En pleno auge global del cobre y el oro, el Perú enfrenta una grave paradoja que limita su potencial de crecimiento: el país posee cerca de 2 millones de toneladas anuales de cobre —provenientes de grandes proyectos— que se mantienen paralizadas por conflictos socioambientales y restricciones de gestión.

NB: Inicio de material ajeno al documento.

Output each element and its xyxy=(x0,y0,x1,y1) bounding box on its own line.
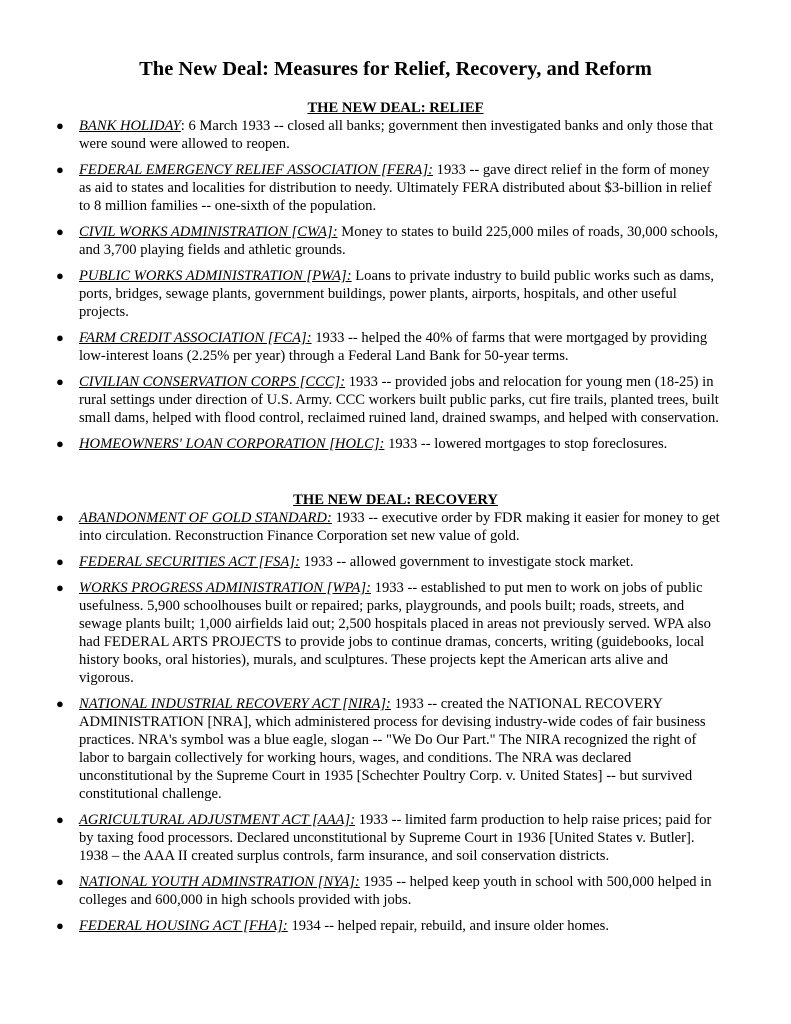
list-item xyxy=(0,695,791,803)
item-text: 1933 -- gave direct relief in the form of money as aid to states and localities for distribution to needy. Ultimately FERA distributed about $3-billion in relief to 8 million families -- one-sixth of the population. xyxy=(79,162,712,214)
item-term: NATIONAL INDUSTRIAL RECOVERY ACT [NIRA]: xyxy=(79,696,391,712)
list-item xyxy=(0,329,791,365)
bullet-icon: ● xyxy=(56,554,64,569)
item-text: 1933 -- allowed government to investigate stock market. xyxy=(303,554,634,570)
bullet-icon: ● xyxy=(56,510,64,525)
list-item xyxy=(0,223,791,259)
item-term: AGRICULTURAL ADJUSTMENT ACT [AAA]: xyxy=(79,812,356,828)
item-text: 1935 -- helped keep youth in school with 500,000 helped in colleges and 600,000 in high schools provided with jobs. xyxy=(79,874,712,908)
list-item xyxy=(0,579,791,687)
item-term: FEDERAL HOUSING ACT [FHA]: xyxy=(79,918,288,934)
item-term: FEDERAL EMERGENCY RELIEF ASSOCIATION [FERA]: xyxy=(79,162,434,178)
item-text: 1934 -- helped repair, rebuild, and insure older homes. xyxy=(291,918,609,934)
section-heading-relief: THE NEW DEAL: RELIEF xyxy=(307,100,484,116)
list-item xyxy=(0,811,791,865)
item-text: Money to states to build 225,000 miles of roads, 30,000 schools, and 3,700 playing fields and athletic grounds. xyxy=(79,224,719,258)
bullet-icon: ● xyxy=(56,268,64,283)
item-text: 1933 -- provided jobs and relocation for young men (18-25) in rural settings under direction of U.S. Army. CCC workers built public parks, cut fire trails, planted trees, built small dams, helped with flood control, reclaimed ruined land, drained swamps, and helped with conservation. xyxy=(79,374,719,426)
item-text: Loans to private industry to build public works such as dams, ports, bridges, sewage plants, government buildings, power plants, airports, hospitals, and other useful projects. xyxy=(79,268,714,320)
page-title: The New Deal: Measures for Relief, Recovery, and Reform xyxy=(139,58,652,80)
bullet-icon: ● xyxy=(56,162,64,177)
item-term: WORKS PROGRESS ADMINISTRATION [WPA]: xyxy=(79,580,371,596)
bullet-icon: ● xyxy=(56,374,64,389)
list-item xyxy=(0,553,791,571)
item-text: 1933 -- executive order by FDR making it easier for money to get into circulation. Reconstruction Finance Corporation set new value of gold. xyxy=(79,510,720,544)
item-text: 1933 -- lowered mortgages to stop foreclosures. xyxy=(388,436,668,452)
bullet-icon: ● xyxy=(56,918,64,933)
item-text: 6 March 1933 -- closed all banks; government then investigated banks and only those that were sound were allowed to reopen. xyxy=(79,118,713,152)
item-text: 1933 -- limited farm production to help raise prices; paid for by taxing food processors. Declared unconstitutional by Supreme Court in 1936 [United States v. Butler]. 1938 – the AAA II created surplus controls, farm insurance, and soil conservation districts. xyxy=(79,812,712,864)
recovery-list xyxy=(0,509,791,943)
list-item xyxy=(0,161,791,215)
item-term: ABANDONMENT OF GOLD STANDARD: xyxy=(79,510,332,526)
bullet-icon: ● xyxy=(56,874,64,889)
section-heading-recovery: THE NEW DEAL: RECOVERY xyxy=(293,492,498,508)
bullet-icon: ● xyxy=(56,580,64,595)
bullet-icon: ● xyxy=(56,436,64,451)
list-item xyxy=(0,873,791,909)
relief-list xyxy=(0,117,791,461)
item-term: PUBLIC WORKS ADMINISTRATION [PWA]: xyxy=(79,268,352,284)
item-term: CIVIL WORKS ADMINISTRATION [CWA]: xyxy=(79,224,338,240)
bullet-icon: ● xyxy=(56,224,64,239)
item-text: 1933 -- established to put men to work on jobs of public usefulness. 5,900 schoolhouses built or repaired; parks, playgrounds, and pools built; roads, streets, and sewage plants built; 1,000 airfields laid out; 2,500 hospitals placed in areas not previously served. WPA also had FEDERAL ARTS PROJECTS to provide jobs to continue dramas, concerts, writing (guidebooks, local history books, oral histories), murals, and sculptures. These projects kept the American arts alive and vigorous. xyxy=(79,580,711,686)
item-term: NATIONAL YOUTH ADMINSTRATION [NYA]: xyxy=(79,874,360,890)
bullet-icon: ● xyxy=(56,696,64,711)
item-text: 1933 -- created the NATIONAL RECOVERY ADMINISTRATION [NRA], which administered process for devising industry-wide codes of fair business practices. NRA's symbol was a blue eagle, slogan -- "We Do Our Part." The NIRA recognized the right of labor to bargain collectively for working hours, wages, and conditions. The NRA was declared unconstitutional by the Supreme Court in 1935 [Schechter Poultry Corp. v. United States] -- but survived constitutional challenge. xyxy=(79,696,706,802)
list-item xyxy=(0,509,791,545)
item-separator: : xyxy=(180,118,189,134)
item-text: 1933 -- helped the 40% of farms that were mortgaged by providing low-interest loans (2.25% per year) through a Federal Land Bank for 50-year terms. xyxy=(79,330,708,364)
item-term: CIVILIAN CONSERVATION CORPS [CCC]: xyxy=(79,374,346,390)
bullet-icon: ● xyxy=(56,812,64,827)
list-item xyxy=(0,917,791,935)
list-item xyxy=(0,117,791,153)
list-item xyxy=(0,267,791,321)
item-term: FEDERAL SECURITIES ACT [FSA]: xyxy=(79,554,300,570)
list-item xyxy=(0,435,791,453)
item-term: BANK HOLIDAY xyxy=(79,118,181,134)
bullet-icon: ● xyxy=(56,118,64,133)
item-term: FARM CREDIT ASSOCIATION [FCA]: xyxy=(79,330,312,346)
bullet-icon: ● xyxy=(56,330,64,345)
item-term: HOMEOWNERS' LOAN CORPORATION [HOLC]: xyxy=(79,436,385,452)
list-item xyxy=(0,373,791,427)
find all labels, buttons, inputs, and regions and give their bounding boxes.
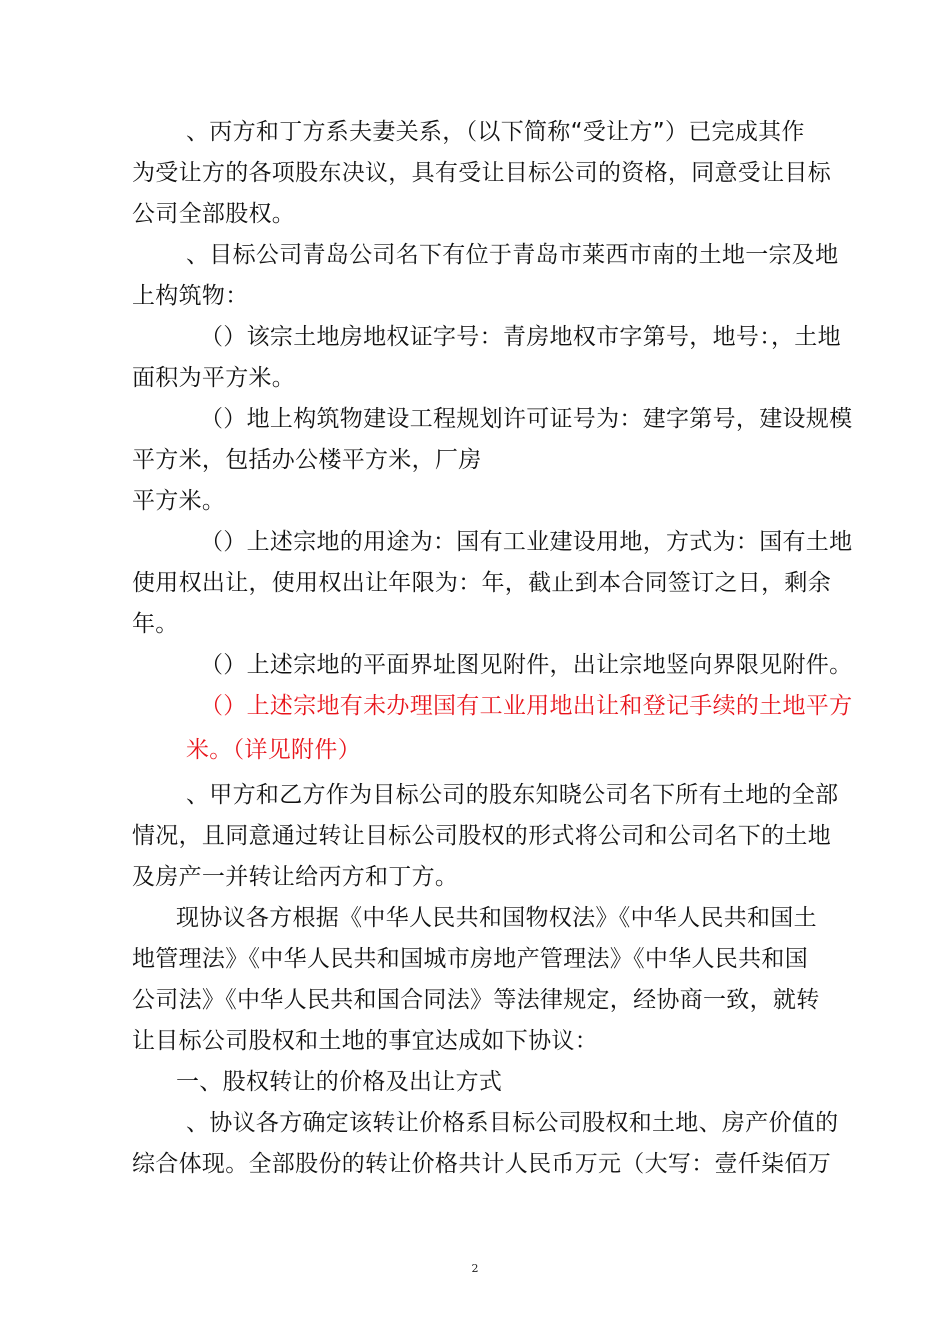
- text-line: 平方米，包括办公楼平方米，厂房: [132, 447, 482, 473]
- text-line: 公司法》《中华人民共和国合同法》等法律规定，经协商一致，就转: [132, 987, 820, 1013]
- text-line: 面积为平方米。: [132, 365, 296, 391]
- text-line: 、丙方和丁方系夫妻关系，（以下简称“受让方”）已完成其作: [186, 119, 805, 145]
- text-line: 、协议各方确定该转让价格系目标公司股权和土地、房产价值的: [186, 1110, 839, 1136]
- text-line: 现协议各方根据《中华人民共和国物权法》《中华人民共和国土: [176, 905, 817, 931]
- section-heading: 一、股权转让的价格及出让方式: [176, 1069, 503, 1095]
- text-line: 地管理法》《中华人民共和国城市房地产管理法》《中华人民共和国: [132, 946, 808, 972]
- text-line: 、目标公司青岛公司名下有位于青岛市莱西市南的土地一宗及地: [186, 242, 839, 268]
- text-line: （）上述宗地的平面界址图见附件，出让宗地竖向界限见附件。: [200, 652, 853, 678]
- text-line: 公司全部股权。: [132, 201, 296, 227]
- text-line: 年。: [132, 611, 179, 637]
- text-line: 及房产一并转让给丙方和丁方。: [132, 864, 459, 890]
- text-line: 综合体现。全部股份的转让价格共计人民币万元（大写：壹仟柒佰万: [132, 1151, 831, 1177]
- text-line: 、甲方和乙方作为目标公司的股东知晓公司名下所有土地的全部: [186, 782, 839, 808]
- text-line: （）上述宗地的用途为：国有工业建设用地，方式为：国有土地: [200, 529, 853, 555]
- text-line: （）地上构筑物建设工程规划许可证号为：建字第号，建设规模: [200, 406, 853, 432]
- text-line: 情况，且同意通过转让目标公司股权的形式将公司和公司名下的土地: [132, 823, 831, 849]
- highlighted-text-line: （）上述宗地有未办理国有工业用地出让和登记手续的土地平方: [200, 693, 853, 719]
- text-line: 上构筑物：: [132, 283, 249, 309]
- text-line: 使用权出让，使用权出让年限为：年，截止到本合同签订之日，剩余: [132, 570, 831, 596]
- text-line: 为受让方的各项股东决议，具有受让目标公司的资格，同意受让目标: [132, 160, 831, 186]
- text-line: （）该宗土地房地权证字号：青房地权市字第号，地号：，土地: [200, 324, 841, 350]
- page-number: 2: [471, 1262, 479, 1275]
- text-line: 平方米。: [132, 488, 226, 514]
- text-line: 让目标公司股权和土地的事宜达成如下协议：: [132, 1028, 598, 1054]
- highlighted-text-line: 米。（详见附件）: [186, 737, 361, 763]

Esta cifra representa aproximadamente un tercio de la producción mundial potencial detenida a causa de factores no geológicos.
La advertencia fue emitida por Alfonso Tejerina, director de Global Business Reports (GBR), durante el Jueves Minero del IIMP, en su ponencia “El empuje del superciclo frente al desafío electoral”.
Inversión estancada: Sin nuevos motores productivos
GBR señaló que la inversión minera peruana, que bordea los US$ 5,000 millones anuales, se está destinando casi en su totalidad al mantenimiento de operaciones existentes, en lugar de a la generación de nueva producción.
- El Diagnóstico: Mientras que hace una década este nivel de inversión permitía aumentar la producción en 200 mil toneladas anuales, hoy solo alcanza para sostener el nivel actual de 2.7 millones de toneladas (con Quellaveco como única gran adición reciente).
- Proyectos Emblemáticos Detenidos: La cartera inactiva incluye yacimientos de clase mundial como La Granja, Galeno, Michiquillay, Río Blanco, Cañariaco, Los Chancas, Conga y Tía María.
Según Tejerina, liberar incluso la mitad de esta producción paralizada sería suficiente para consolidar al Perú entre los líderes mundiales del cobre y capitalizar el superciclo impulsado por la transición energética y el auge de la Inteligencia Artificial (IA).
Competencia global: África y Argentina se mueven rápido
Mientras Perú lucha con la inercia política y social, otros competidores están aprovechando plenamente el auge de los metales:
- República Democrática del Congo: Triplicó su producción de cobre en seis años, superando los 3.3 millones de toneladas, con proyectos como Kamoa-Kakula.
- Zambia: El presidente Hakainde Hichelema ha fijado la meta de alcanzar 3 millones de toneladas de cobre para 2031, atrayendo US$ 12,000 millones en inversión en los últimos cuatro años.
- Argentina: Con el régimen de estabilidad RIGI, concentra una sólida cartera de proyectos (Los Azules, José María, Altar), que lo perfilan como un competidor regional directo.
Oro en riesgo y desafío político
El oro también atraviesa un superciclo con precios sobre los US$ 4,000 por onza, pero este beneficio se ve mermado por la expansión de la minería ilegal. Según el IPE, la producción ilegal alcanzó 77 toneladas en 2024, valoradas en cerca de US$ 10,000 millones.
GBR concluyó que la ventana de oportunidad que ofrece el superciclo “no durará para siempre”. La única vía para el desarrollo sostenible es que el Perú demuestre madurez política, fortalezca su institucionalidad y ejecute una estrategia clara que reactive la exploración y los grandes proyectos.